Me: I am not calling about The Lewin Report, which I hadn't even heard of until your press aide asked me whether I was calling about The Lewin Report, something your foundation apparently released today to enormous publicity.
David: Yes. It was a study we funded, to estimate the impact of the House Energy and Commerce bill regarding both coverage and cost. Bottom line, we need to learn to bend the health-care cost curve down, so as to ...
Me: I have no idea what the hell you are talking about.
David: Oh. Well, why are you calling?
Me: I am calling because my birthday is Oct. 2.
David: So is mine!
Me: Specifically, Oct. 2, 1951.
David: Me, too!
Me: Now we're cooking. I am hoping you can help me fight my tendency toward cynicism, which has made me unfairly dismissive of persons with New Age-y, spiritual beliefs, particularly nitwits who buy into astrology. To cure myself of this unseemly prejudice, I decided to locate a few of my astrological clones -- people like you, who share not just my zodiac sign, and not just my birthday, but also my actual year of birth. My goal is to prove the validity of astrology by establishing that the alignment of the stars on Oct. 2, 1951, has made all of us basically the same person.

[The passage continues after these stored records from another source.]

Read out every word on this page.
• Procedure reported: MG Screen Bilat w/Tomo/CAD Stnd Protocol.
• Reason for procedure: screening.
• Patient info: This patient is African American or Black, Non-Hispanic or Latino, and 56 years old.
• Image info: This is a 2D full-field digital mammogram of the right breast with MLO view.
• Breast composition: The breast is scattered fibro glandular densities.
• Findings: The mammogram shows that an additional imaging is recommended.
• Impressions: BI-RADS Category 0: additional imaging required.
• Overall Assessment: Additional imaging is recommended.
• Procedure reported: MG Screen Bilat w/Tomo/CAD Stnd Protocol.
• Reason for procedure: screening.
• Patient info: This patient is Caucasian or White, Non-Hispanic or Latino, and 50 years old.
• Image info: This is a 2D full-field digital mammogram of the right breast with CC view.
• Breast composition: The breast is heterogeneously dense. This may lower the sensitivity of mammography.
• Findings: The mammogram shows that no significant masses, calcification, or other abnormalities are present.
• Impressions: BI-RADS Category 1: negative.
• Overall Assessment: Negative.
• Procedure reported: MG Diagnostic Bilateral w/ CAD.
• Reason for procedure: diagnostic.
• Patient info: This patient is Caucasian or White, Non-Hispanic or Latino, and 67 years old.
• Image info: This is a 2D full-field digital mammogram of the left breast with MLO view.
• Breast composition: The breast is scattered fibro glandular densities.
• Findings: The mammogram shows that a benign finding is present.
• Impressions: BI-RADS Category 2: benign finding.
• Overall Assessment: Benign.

David: Okay. Where do we start?
Me: I already started. I just got off the phone with a woman named Becky Norton Dunlop. Also born Oct. 2, 1951. When I told her that my politics were so left-wing that I make Barack Obama look like Ronald Reagan, she told me that she made Ronald Reagan look like Ronald Reagan. Literally. She worked for him in the White House, helping push his conservative agenda. Now she's a vice president of the Heritage Foundation, the right-wing think tank whose sole specific mission, as far as I can tell, is to infuriate me. You're not a conservative, are you?